Static analysis tools are designed to produce reports that are subsequently then get triaged by a human. However, we humans make mistakes. We have innate cognitive biases and a limited attention span. We may misjudge some reports, and we may introduce new errors as we fix old ones. In order to understand how to make the best use of a static-analysis tool, it is essential to take these frailties into account. Naively, it would appear that the most effective tool is the one that finds the most real bugs, i.e. the one with the highest recall. However, even a tool with perfect recall can be worse than useless if it also has poor precision. Too many false positives can drown out the true positives, which wastes time and makes it very difficult for a human to tell them apart. It takes some care to distinguish a true positive from a false positive, and if a user is accustomed to looking at false positives all day, a fatigue sets in that makes it more difficult to find the real bugs.

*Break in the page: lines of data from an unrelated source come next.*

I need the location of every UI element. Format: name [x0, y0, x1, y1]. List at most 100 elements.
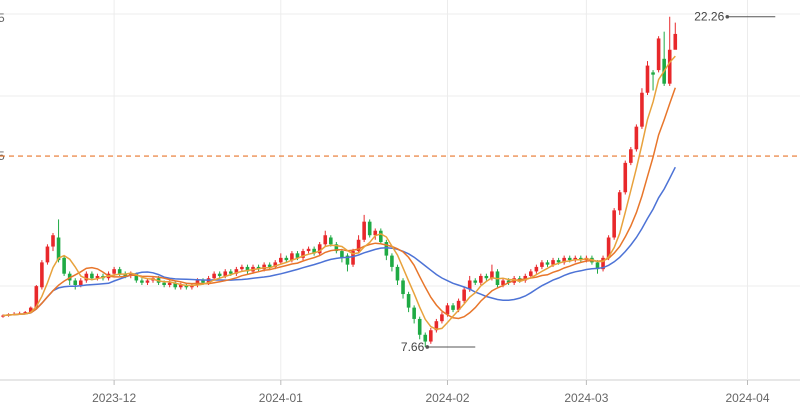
candle: [617, 190, 622, 215]
candle: [212, 271, 216, 281]
candle: [484, 273, 489, 281]
candle-body: [423, 334, 428, 342]
candle-body: [629, 149, 633, 163]
candle: [540, 260, 544, 270]
candle: [367, 219, 372, 238]
candle-body: [301, 251, 305, 258]
candle-body: [551, 260, 555, 265]
ma5-line: [2, 55, 676, 331]
moving-average-lines: [2, 55, 677, 331]
candle-body: [490, 271, 494, 279]
candle: [345, 253, 350, 272]
candle-body: [367, 221, 372, 236]
candle: [545, 260, 550, 267]
annotations: 22.26 7.66: [401, 10, 776, 354]
candle-body: [178, 285, 183, 288]
candle-body: [84, 273, 89, 281]
candle-body: [334, 244, 339, 252]
candle-body: [434, 321, 439, 331]
candle-body: [145, 280, 150, 283]
candle-body: [340, 251, 344, 258]
x-tick-label: 2024-04: [725, 391, 769, 405]
candle: [529, 269, 533, 279]
candle-body: [506, 280, 511, 283]
candle: [301, 248, 305, 261]
candle: [612, 208, 616, 240]
candle-body: [34, 286, 39, 308]
candle-body: [645, 65, 650, 93]
candle-body: [451, 305, 455, 310]
candle-body: [78, 280, 83, 285]
candle-body: [240, 266, 244, 270]
candle-body: [117, 269, 122, 274]
candle-body: [484, 275, 489, 279]
candle-body: [601, 257, 605, 270]
candle-body: [523, 275, 528, 281]
y-tick-label: 5: [0, 11, 5, 25]
candle-body: [390, 255, 394, 267]
candle: [673, 22, 678, 50]
candle: [562, 255, 566, 265]
candle-body: [412, 307, 416, 319]
candle-body: [467, 280, 472, 290]
candle-body: [540, 262, 544, 267]
candle-body: [51, 235, 55, 247]
candle-body: [556, 260, 561, 263]
x-axis: 2023-12 2024-01 2024-02 2024-03 2024-04: [92, 380, 770, 405]
candle: [51, 232, 55, 252]
candle: [356, 235, 361, 254]
candle: [334, 242, 339, 254]
candle-body: [279, 257, 283, 263]
candle-body: [28, 307, 33, 313]
candle: [656, 36, 661, 73]
price-annotation: 7.66: [401, 340, 476, 354]
candle-body: [234, 269, 239, 274]
candle: [390, 253, 394, 272]
candle-body: [595, 262, 600, 270]
candle: [645, 61, 650, 95]
candle-body: [456, 300, 461, 310]
candle-body: [667, 49, 672, 84]
candle: [395, 264, 400, 285]
candle-body: [351, 251, 355, 265]
candle: [534, 264, 539, 274]
candle: [384, 239, 389, 261]
candle: [240, 264, 244, 272]
candle-body: [406, 294, 411, 308]
candle-body: [267, 264, 272, 267]
candle-body: [562, 257, 566, 263]
candle: [45, 244, 50, 265]
candle: [623, 160, 628, 195]
candle: [317, 242, 322, 256]
annotation-label: 22.26: [694, 10, 724, 24]
candle-body: [417, 318, 422, 335]
candle: [417, 316, 422, 340]
candle: [84, 271, 89, 283]
candle-body: [323, 235, 328, 245]
candle-body: [429, 330, 433, 342]
candle: [245, 264, 250, 274]
candle-body: [40, 262, 44, 288]
candle-body: [379, 230, 383, 243]
candle-body: [473, 280, 478, 283]
candle-body: [445, 305, 450, 315]
candle-body: [62, 257, 66, 274]
candle: [462, 287, 466, 304]
candle-body: [73, 280, 78, 285]
candle-body: [501, 280, 505, 285]
candle: [217, 271, 222, 279]
candle: [479, 273, 483, 285]
candle: [662, 31, 666, 86]
x-tick-label: 2024-01: [259, 391, 303, 405]
candle-body: [201, 280, 205, 283]
candle-body: [45, 246, 50, 263]
candle: [451, 303, 455, 313]
candle-body: [612, 210, 616, 238]
candle: [629, 147, 633, 166]
candle-body: [23, 312, 28, 314]
annotation-label: 7.66: [401, 340, 425, 354]
grid-lines: [0, 0, 800, 381]
candle-body: [356, 239, 361, 252]
candle-body: [606, 237, 611, 258]
candle-body: [306, 248, 311, 252]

There are ways to efficiently process and dismiss of false positives in bulk, assuming that they are easy to recognize, and many tools can be configured to do so automatically. It is also possible to reduce the human workload by automatically prioritizing warnings based on risk. However, it remains true that once this is done, the remaining warnings will still consist of some true and some false positives, and that it requires human judgment to tell them apart.
Users dislike false positives, often intensely. This strong emotional reaction has a disproportionate effect on the way tools are designed, configured and used. If given a choice between a configuration that reports 40 real defects and 10 false positives, and a configuration that reports 50 real bugs but with 50 false positives, our experience is that users will almost always prefer the former, even though it is finding fewer real defects. This is perfectly understandable — users are being asked to weigh an immediate concrete negative (time wasted looking at false positives) against an intangible potential future positive (bugs that may not show up). This is not to say that the users are necessarily wrong to do so. Perhaps the expense spent poring over those extra 40 false positives exceeds the benefit of finding and fixing those 10 extra defects.

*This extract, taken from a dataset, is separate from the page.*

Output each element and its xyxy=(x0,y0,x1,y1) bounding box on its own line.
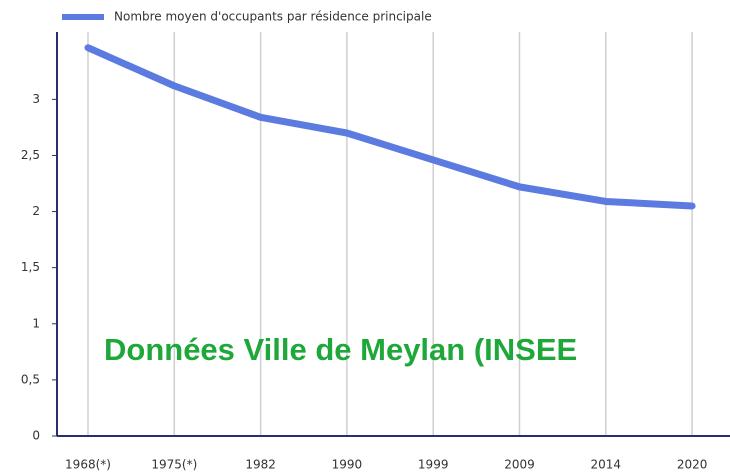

In my next post, I'll consider the economics of static analysis tool usage in terms of the relationship between precision, recall rate and number of real defects found. This provides a way to objectively compare tools based on the costs of reviewing error reports and the opportunity costs of missed defects.
CONCLUSION:The real measure of the usefulness of a static analysis tool is whether it can find a reasonable number of important bugs in their programs without overwhelming them with useless reports, all without using an unreasonable amount of computing resources. However, even a tool with perfect recall can be worse if it also has poor precision. Too many false positives can drown out the true positives and missed true defects have significant costs if left undetected into final products. Evaluation of static analysis tools based on their ability to balance precision and handling of false positives is needed.